Deputy Minister of Mines and Energy
- In office 21 March 1995 – 20 March 2000
- President: Sam Nujoma

Deputy Minister of Public Works, Transport and Communications
- In office 21 March 1990 – 20 March 1995
- President: Sam Nujoma
- Preceded by: Position established

Personal details
- Born: 19 February 1936 Berlin-Dahlem, Germany
- Died: 17 March 2005 (aged 69) Windhoek, Namibia
- Party: SWAPO
- Spouse: Karen von Bremen
- Children: 4
- Occupation: Politician
- Profession: Civil engineer

= Klaus Dierks =

Namibian politician and civil engineer (1936–2005)

Karl Otto Ludwig Klaus Dierks (19 February 1936 - 17 March 2005) was a German-born Namibian historian, transport planner, and civil engineer. He served in Namibia’s first post-independence government from 1990 to 2000 as Deputy Minister in the Ministry of Public Works, Transport and Communications and later as Deputy Minister in the Ministry of Mines and Energy.

Dierks published several studies on engineering and infrastructure development in Namibia, with a particular focus on the country's railways, roads, and telecommunications systems. Over the course of his career, he authored nearly 40 publications and was regarded as a leading authority on Namibia's transport infrastructure and historical development.

==Biography==
Dierks was born in 1936 in Berlin-Dahlem, Germany. He received his early education in Zeuthen/Mark, Schulpforta, Eichwalde and Berlin-Schöneberg. He studied civil engineering and history at Technische Universität Berlin and earned a diploma in Engineering in 1965 and doctorates in 1965 and 1992. He obtained a humanistic degree in history in 1962 and later completed a doctorate in civil engineering (Dr.-Ing., summa cum laude) in 1992. Immediately after receiving his diploma, Dierks became an engineer in South Africa before moving to South West Africa (now Namibia). He worked for more than 30 years as a roads engineer in the Namibian Department of Transport, gaining extensive knowledge of the country's transport network and geography. During this time, he conducted field research on the development of a road system for an independent Namibia.

In 1982 Dierks became a member of resistance movement SWAPO rising to be a member of its Central Committee. He argued for the "Development of the infrastructure regarding the road system in an independent SWA/ Namibia" in 1979 when both the topic of independence and the name "Namibia" were considered revolutionary. In the 1980s he was forced to resign after 22 years of service, and he then set up his own consultative business. He founded the consulting engineering firm Namibia Consult Incorporated, which focused on developing “Namibia appropriate technologies” aimed at addressing local development needs. It was at this time that Dierks started to write about Namibian history, "pursuing an academic war against the apartheid regime" by outlining the cultural and economic development of the area before the encroachment of European settlers and missionaries, a fact contested by the colonial regime.

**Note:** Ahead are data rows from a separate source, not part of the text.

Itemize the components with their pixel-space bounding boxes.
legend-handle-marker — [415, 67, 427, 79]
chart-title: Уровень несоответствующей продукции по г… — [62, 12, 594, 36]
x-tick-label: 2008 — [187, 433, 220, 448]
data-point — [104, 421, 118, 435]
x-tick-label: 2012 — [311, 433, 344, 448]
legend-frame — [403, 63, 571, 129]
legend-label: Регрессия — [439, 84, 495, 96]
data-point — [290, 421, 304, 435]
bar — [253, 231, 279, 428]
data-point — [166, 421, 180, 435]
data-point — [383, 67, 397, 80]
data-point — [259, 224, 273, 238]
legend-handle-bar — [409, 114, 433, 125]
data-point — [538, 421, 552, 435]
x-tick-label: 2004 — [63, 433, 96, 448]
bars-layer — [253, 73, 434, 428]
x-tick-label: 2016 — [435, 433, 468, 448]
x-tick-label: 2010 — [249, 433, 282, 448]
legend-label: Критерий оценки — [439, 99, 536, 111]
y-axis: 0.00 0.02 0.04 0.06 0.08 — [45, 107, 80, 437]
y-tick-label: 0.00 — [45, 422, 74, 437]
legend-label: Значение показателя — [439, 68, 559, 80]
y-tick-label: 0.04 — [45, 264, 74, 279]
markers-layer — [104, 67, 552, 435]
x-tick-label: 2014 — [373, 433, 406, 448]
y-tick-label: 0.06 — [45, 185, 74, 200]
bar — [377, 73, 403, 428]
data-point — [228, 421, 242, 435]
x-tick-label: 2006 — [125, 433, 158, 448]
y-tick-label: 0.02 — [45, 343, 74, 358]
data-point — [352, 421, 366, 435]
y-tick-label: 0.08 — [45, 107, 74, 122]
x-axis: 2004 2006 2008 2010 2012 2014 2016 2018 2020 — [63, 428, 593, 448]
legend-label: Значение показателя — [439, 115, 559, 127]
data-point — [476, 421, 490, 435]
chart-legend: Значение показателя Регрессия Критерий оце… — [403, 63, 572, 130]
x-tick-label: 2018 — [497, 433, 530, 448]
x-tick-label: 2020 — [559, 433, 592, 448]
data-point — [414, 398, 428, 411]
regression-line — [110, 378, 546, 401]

At Namibian independence in 1990 he became Deputy Minister, first with the Works, Transport and Communication portfolio and later in the Ministry of Mines and Energy. He was a member of the National Assembly of Namibia from independence until 2000, when he retired from politics. He was known for his love of history, mountaineering and photography.

===Positions===
- 1990-1995 Deputy Minister in the Namibian Ministry of Public Works, Transport and Communications
- 1995-2000 Deputy Minister in the Namibian Ministry of Mines and Energy

Later he served with the Namibian Electricity Control Board energy regulator and he managed to turn around TransNamib (the Namibian railway company) from loss to profit in three years. From 2000, he served as Chairman of the Namibian Electricity Control Board (ECB), and in 2002 he was appointed to the Board of TransNamib, where he was elected chairman. Under his leadership, TransNamib was transformed from a loss-making entity into a profitable company by 2003. He also served as Director of the Namibia Road Fund Administration from 2003 and chaired the Research Committee for the History of the Anticolonial Resistance and Liberation Struggle.

==Publications==
Dierks wrote a number of scientific publications including his doctorate on the development of an improved road system in Namibia and publications on history and the settlement of ǁKhauxaǃnas in the Great Karas Mountains. He also wrote a number of publications in the field of transport and telecommunications and the book Chronology of Namibian History: From Pre-historical Times to Independent Namibia. His research also included archaeological work, notably the documentation and study of the ancient settlement of ǁKhauxaǃnas, one of Namibia’s earliest known fortified sites.

==Family==
Klaus Dierks lived up until his death with his wife Karen von Bremen and his four children in Windhoek. The couple, married in 1962, had four children and several grandchildren.